В даосских философских текстах читатель не найдет разработанной системы логической аргументации. “Дао-дэ цзин” как текст “откровения” (каковым он воспринимается в средневековом даосизме) излагает, “вещает”, а не доказывает. В “Чжуан-цзы” элементы дискурса представлены шире (как правило, это полемический дискурс, связанный с критикой оппонентов — прежде всего “школы имен” — мин цзя с ее наибольшей в древнем Китае склонностью к эпистемологии и лин-гвофилософии), но и “Чжуан-цзы” иногда предпочитает иллюстрировать то или иное положение примером или одной из своих знаменитых притч, а не доказывать его логически.

По предмету, таким образом, ранние даосские памятники безусловно являются философскими, но по форме и методу они не могут быть отнесены к сугубо логико-дискурсивным текстам. Сказанное еще раз демонстрирует некорректность противопоставления якобы “чистой” философии ранних даосских текстов памятникам религиозной философии более позднего даосизма.

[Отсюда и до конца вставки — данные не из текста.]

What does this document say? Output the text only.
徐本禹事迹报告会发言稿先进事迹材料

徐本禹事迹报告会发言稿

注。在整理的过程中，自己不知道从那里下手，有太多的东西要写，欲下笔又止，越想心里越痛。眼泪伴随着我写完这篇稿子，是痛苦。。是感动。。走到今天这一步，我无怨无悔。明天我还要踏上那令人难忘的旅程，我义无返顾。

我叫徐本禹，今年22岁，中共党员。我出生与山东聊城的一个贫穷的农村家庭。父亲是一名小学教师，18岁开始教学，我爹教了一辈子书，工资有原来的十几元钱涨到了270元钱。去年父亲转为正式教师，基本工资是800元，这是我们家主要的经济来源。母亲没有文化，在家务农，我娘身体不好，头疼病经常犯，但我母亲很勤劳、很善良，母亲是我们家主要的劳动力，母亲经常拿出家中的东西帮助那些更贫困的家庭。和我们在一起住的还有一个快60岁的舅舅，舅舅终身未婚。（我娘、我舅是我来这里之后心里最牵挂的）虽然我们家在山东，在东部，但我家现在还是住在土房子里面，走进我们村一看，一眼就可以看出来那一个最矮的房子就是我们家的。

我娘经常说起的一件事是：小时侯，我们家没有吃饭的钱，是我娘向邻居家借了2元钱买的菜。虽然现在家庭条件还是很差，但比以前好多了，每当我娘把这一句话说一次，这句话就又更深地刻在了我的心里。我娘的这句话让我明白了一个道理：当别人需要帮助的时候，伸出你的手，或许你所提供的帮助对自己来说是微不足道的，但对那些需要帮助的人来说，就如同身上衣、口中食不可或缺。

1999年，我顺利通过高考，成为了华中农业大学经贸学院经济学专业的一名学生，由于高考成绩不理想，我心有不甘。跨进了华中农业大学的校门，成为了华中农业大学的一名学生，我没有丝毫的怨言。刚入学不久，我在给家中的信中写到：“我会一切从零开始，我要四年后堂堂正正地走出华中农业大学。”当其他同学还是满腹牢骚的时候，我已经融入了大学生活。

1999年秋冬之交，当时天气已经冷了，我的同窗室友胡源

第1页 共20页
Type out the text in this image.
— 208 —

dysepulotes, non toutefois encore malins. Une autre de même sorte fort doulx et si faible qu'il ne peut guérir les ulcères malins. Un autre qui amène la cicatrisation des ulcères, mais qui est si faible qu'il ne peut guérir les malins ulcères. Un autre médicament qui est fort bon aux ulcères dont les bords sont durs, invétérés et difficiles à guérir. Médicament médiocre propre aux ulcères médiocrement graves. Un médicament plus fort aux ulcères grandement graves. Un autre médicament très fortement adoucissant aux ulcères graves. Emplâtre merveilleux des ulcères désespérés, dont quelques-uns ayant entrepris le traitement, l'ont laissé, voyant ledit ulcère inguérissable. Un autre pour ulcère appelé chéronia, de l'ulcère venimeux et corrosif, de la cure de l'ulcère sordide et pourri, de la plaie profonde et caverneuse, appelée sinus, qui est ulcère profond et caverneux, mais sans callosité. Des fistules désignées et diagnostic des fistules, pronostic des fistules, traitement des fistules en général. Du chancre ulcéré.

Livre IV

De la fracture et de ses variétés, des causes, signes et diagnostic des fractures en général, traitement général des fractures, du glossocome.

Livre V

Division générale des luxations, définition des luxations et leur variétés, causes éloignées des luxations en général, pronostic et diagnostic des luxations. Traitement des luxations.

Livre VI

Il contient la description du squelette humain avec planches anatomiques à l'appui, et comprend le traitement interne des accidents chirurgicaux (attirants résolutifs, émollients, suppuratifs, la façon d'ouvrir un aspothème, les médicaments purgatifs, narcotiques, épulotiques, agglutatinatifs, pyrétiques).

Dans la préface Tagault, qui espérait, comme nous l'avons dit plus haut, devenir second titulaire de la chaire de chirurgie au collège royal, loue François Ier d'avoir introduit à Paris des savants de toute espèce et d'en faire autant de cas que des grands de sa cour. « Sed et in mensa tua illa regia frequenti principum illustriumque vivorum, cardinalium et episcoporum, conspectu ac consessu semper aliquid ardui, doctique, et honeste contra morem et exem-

Представляется правомерным вывод, что типологически (в перспективе развертывания историко-философского процесса) даосские философские тексты класса “Дао-дэ цзина” и “Чжуан-цзы” соответствуют идеологическому синкретизму и “философскому символизму” “Упанишад” в Индии и текстам досократиков в древней Греции, когда “миф” и “логос” еще не разделились окончательно. Подробнее этот тезис будет обоснован ниже при анализе конкретных текстов.

Можно, правда, возразить, что применительно к древнекитайской идеологии нельзя говорить о мифологическом или ми-фопоэтическом типе мышления, поскольку вопрос о наличии в Китае собственно мифологии остается дискуссионным. Во всяком случае, в Китае не зафиксирована развитая система мифологических представлений, и поиски ученых в данном направлении ограничиваются, по существу, выделением мифологического субстрата в китайской культуре.

Однако следует отметить, что мифологическое мышление (и его промежуточные варианты) не предполагают непременного наличия подобной системы. Не она является предпосылкой наличия такового, а как раз напротив, мифологическое мышление является основой формирования мифологических систем, хотя может проявиться и иным образом, как это и имело место в Китае.

Здесь рано начинается переход к дискурсу, и именно в силу этого логико-дискурсивный тип мышления остается тесно переплетенным с мифопоэтическим мышлением, отнюдь не исчезнувшим к тому времени.

Данная ситуация и приводит к отмеченной выше суперпозиции, проявившейся наиболее ярко в космологических и космогонических построениях, наиболее соответствующих такому способу сочетания двух типов мышления и чрезвычайно характерных для китайской философии вообще и даосизма в частности.

Особо следует рассмотреть вопрос психотехники. Прежде всего представляется важным отметить, что ввиду отличия направленности даосской философии от индийской, психотехника не выполняла в ней функции поставщика сырого материала для философствования. Равным образом отсутствовала и философская рефлексия (во всяком случае, в развитой форме) на психотехнические процедуры.

Все это, впрочем, не мешало даосизму обладать достаточно развитой “эмпирической” психотехникой, т. е. набором средств и приемов для достижения определенных измененных состояний психики, оценивавшихся традицией в качестве “совершенных”, “просветленных” и т. п. Существовала (особенно в позднем даосизме) и большая литература, посвященная описанию такого рода метода.